Limitations & Future Work

  • The synthetic pseudo-modalities still have domain gaps relative to real-world modalities (e.g., the synthesis quality of infrared is limited by the size of the fine-tuning data), which may be inaccurate in certain challenging scenarios.
  • Only using MegaDepth (outdoor) as the base dataset may limit the performance of cross-modal matching in indoor scenarios.
  • Only 6 modalities are currently supported; more specialized modalities like SAR or medical imaging are not covered.
  • The computational overhead of the generative models is quite high (especially the diffusion-based infrared generator), meaning dataset construction costs are non-negligible.
  • vs. ReDFeat: Trains detectors + descriptors individually for each modality, and trains/tests separately on each dataset, leading to poor generalization.

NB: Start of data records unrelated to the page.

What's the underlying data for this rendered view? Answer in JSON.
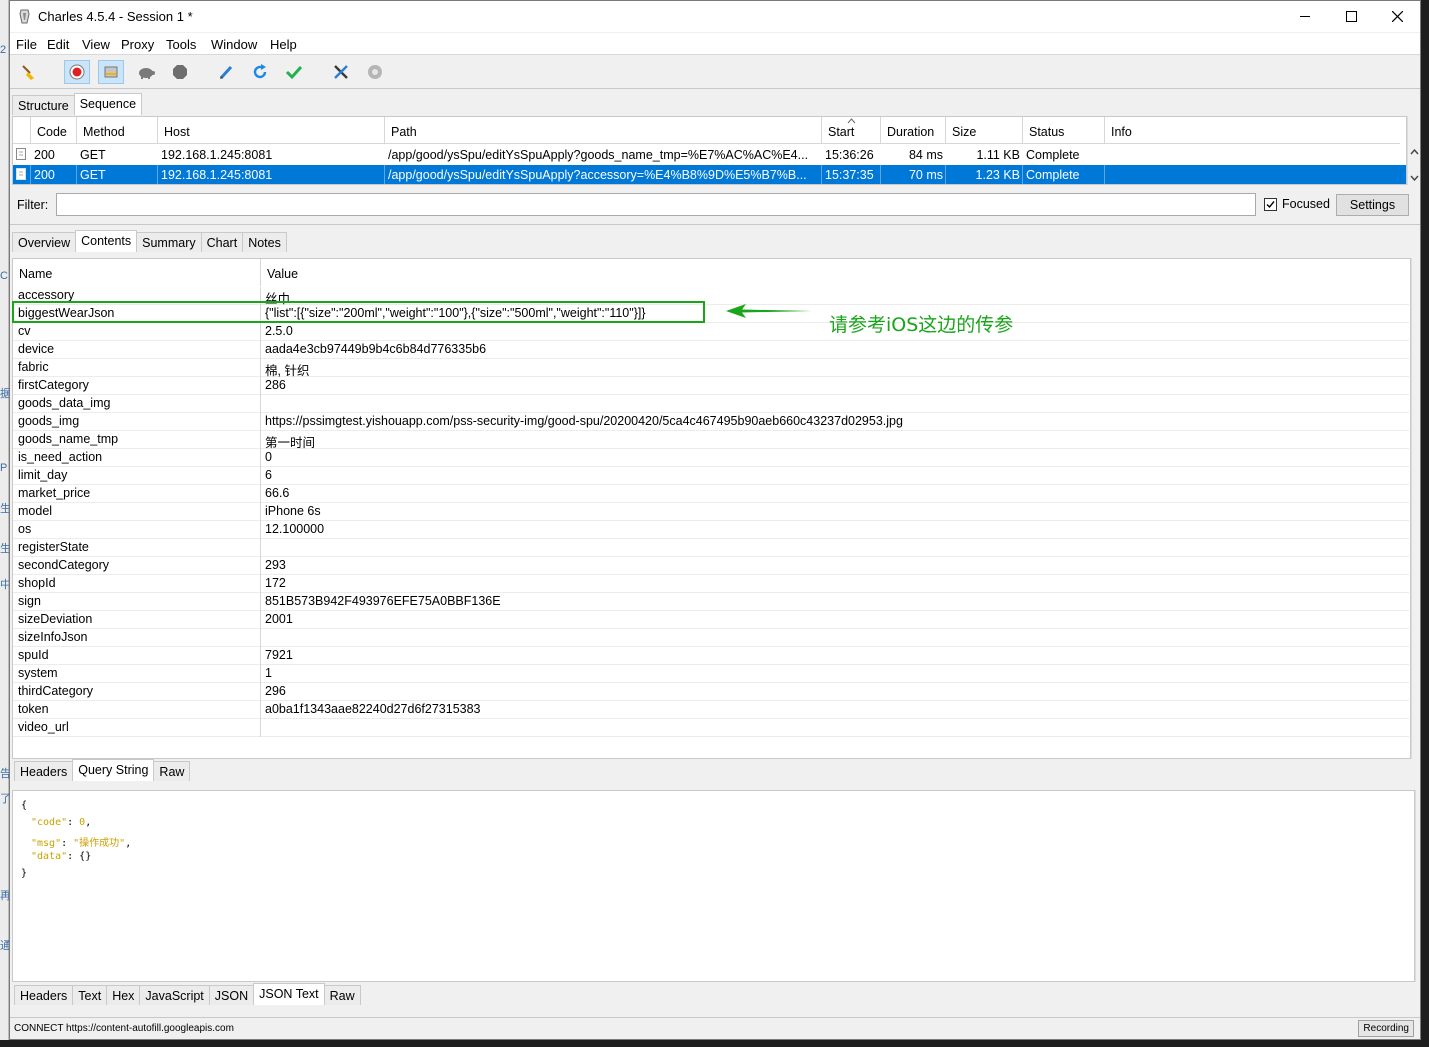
{
  "window": {
    "title": "Charles 4.5.4 - Session 1 *"
  },
  "menu": [
    "File",
    "Edit",
    "View",
    "Proxy",
    "Tools",
    "Window",
    "Help"
  ],
  "top_tabs": [
    "Structure",
    "Sequence"
  ],
  "seq_columns": [
    "Code",
    "Method",
    "Host",
    "Path",
    "Start",
    "Duration",
    "Size",
    "Status",
    "Info"
  ],
  "seq_rows": [
    {
      "code": "200",
      "method": "GET",
      "host": "192.168.1.245:8081",
      "path": "/app/good/ysSpu/editYsSpuApply?goods_name_tmp=%E7%AC%AC%E4...",
      "start": "15:36:26",
      "duration": "84 ms",
      "size": "1.11 KB",
      "status": "Complete",
      "info": ""
    },
    {
      "code": "200",
      "method": "GET",
      "host": "192.168.1.245:8081",
      "path": "/app/good/ysSpu/editYsSpuApply?accessory=%E4%B8%9D%E5%B7%B...",
      "start": "15:37:35",
      "duration": "70 ms",
      "size": "1.23 KB",
      "status": "Complete",
      "info": ""
    }
  ],
  "filter": {
    "label": "Filter:",
    "value": "",
    "focused_label": "Focused",
    "settings_label": "Settings"
  },
  "detail_tabs": [
    "Overview",
    "Contents",
    "Summary",
    "Chart",
    "Notes"
  ],
  "nv_columns": [
    "Name",
    "Value"
  ],
  "params": [
    {
      "name": "accessory",
      "value": "丝巾"
    },
    {
      "name": "biggestWearJson",
      "value": "{\"list\":[{\"size\":\"200ml\",\"weight\":\"100\"},{\"size\":\"500ml\",\"weight\":\"110\"}]}"
    },
    {
      "name": "cv",
      "value": "2.5.0"
    },
    {
      "name": "device",
      "value": "aada4e3cb97449b9b4c6b84d776335b6"
    },
    {
      "name": "fabric",
      "value": "棉, 针织"
    },
    {
      "name": "firstCategory",
      "value": "286"
    },
    {
      "name": "goods_data_img",
      "value": ""
    },
    {
      "name": "goods_img",
      "value": "https://pssimgtest.yishouapp.com/pss-security-img/good-spu/20200420/5ca4c467495b90aeb660c43237d02953.jpg"
    },
    {
      "name": "goods_name_tmp",
      "value": "第一时间"
    },
    {
      "name": "is_need_action",
      "value": "0"
    },
    {
      "name": "limit_day",
      "value": "6"
    },
    {
      "name": "market_price",
      "value": "66.6"
    },
    {
      "name": "model",
      "value": "iPhone 6s"
    },
    {
      "name": "os",
      "value": "12.100000"
    },
    {
      "name": "registerState",
      "value": ""
    },
    {
      "name": "secondCategory",
      "value": "293"
    },
    {
      "name": "shopId",
      "value": "172"
    },
    {
      "name": "sign",
      "value": "851B573B942F493976EFE75A0BBF136E"
    },
    {
      "name": "sizeDeviation",
      "value": "2001"
    },
    {
      "name": "sizeInfoJson",
      "value": ""
    },
    {
      "name": "spuId",
      "value": "7921"
    },
    {
      "name": "system",
      "value": "1"
    },
    {
      "name": "thirdCategory",
      "value": "296"
    },
    {
      "name": "token",
      "value": "a0ba1f1343aae82240d27d6f27315383"
    },
    {
      "name": "video_url",
      "value": ""
    }
  ],
  "annotation": "请参考iOS这边的传参",
  "request_tabs": [
    "Headers",
    "Query String",
    "Raw"
  ],
  "response_json": {
    "open": "{",
    "code_key": "\"code\"",
    "code_val": "0",
    "msg_key": "\"msg\"",
    "msg_val": "\"操作成功\"",
    "data_key": "\"data\"",
    "data_val": "{}",
    "close": "}"
  },
  "response_tabs": [
    "Headers",
    "Text",
    "Hex",
    "JavaScript",
    "JSON",
    "JSON Text",
    "Raw"
  ],
  "status": {
    "text": "CONNECT https://content-autofill.googleapis.com",
    "recording": "Recording"
  },
  "colors": {
    "selection": "#0078d7",
    "annotation": "#1aa51a"
  }
}
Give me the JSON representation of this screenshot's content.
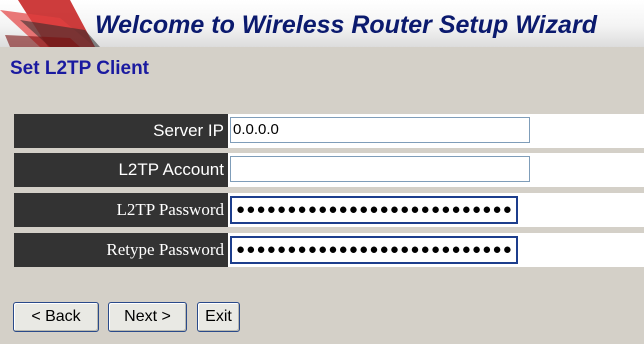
{
  "banner": {
    "title": "Welcome to Wireless Router Setup Wizard"
  },
  "section": {
    "title": "Set L2TP Client"
  },
  "form": {
    "rows": [
      {
        "label": "Server IP",
        "value": "0.0.0.0"
      },
      {
        "label": "L2TP Account",
        "value": ""
      },
      {
        "label": "L2TP Password",
        "value": "●●●●●●●●●●●●●●●●●●●●●●●●●●●"
      },
      {
        "label": "Retype Password",
        "value": "●●●●●●●●●●●●●●●●●●●●●●●●●●●"
      }
    ]
  },
  "buttons": {
    "back": "< Back",
    "next": "Next >",
    "exit": "Exit"
  },
  "colors": {
    "title_blue": "#0b1a6e",
    "label_bg": "#333333",
    "page_bg": "#d4d0c8"
  }
}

MINIMA processes all modalities within a unified model with superior performance.
  • vs. XoFTR: Only designs a two-stage training strategy for RGB-IR, requiring modality-specific matching rules. MINIMA outperforms it on RGB-IR while covering a much broader scope.
  • vs. GIM: GIM also attempts to expand training data from videos to improve generalization, but yields only minor gains despite using several times more images. MINIMA's approach of expanding along the modality dimension is significantly more cost-effective.

Rating

  • Novelty: ⭐⭐⭐⭐ The data engine concept is simple yet highly effective, demonstrating for the first time that synthetic multimodal data can replace real-world data for training matchers.
  • Experimental Thoroughness: ⭐⭐⭐⭐⭐ Covers 19 cross-modal scenarios, 3 matching paradigms, and includes an extensive suite of ablation and zero-shot experiments.
  • Writing Quality: ⭐⭐⭐⭐ Solid clarity in motivation and systematically organized experiments.
  • Value: ⭐⭐⭐⭐⭐ High value to the community via both the data engine and the MD-syn dataset.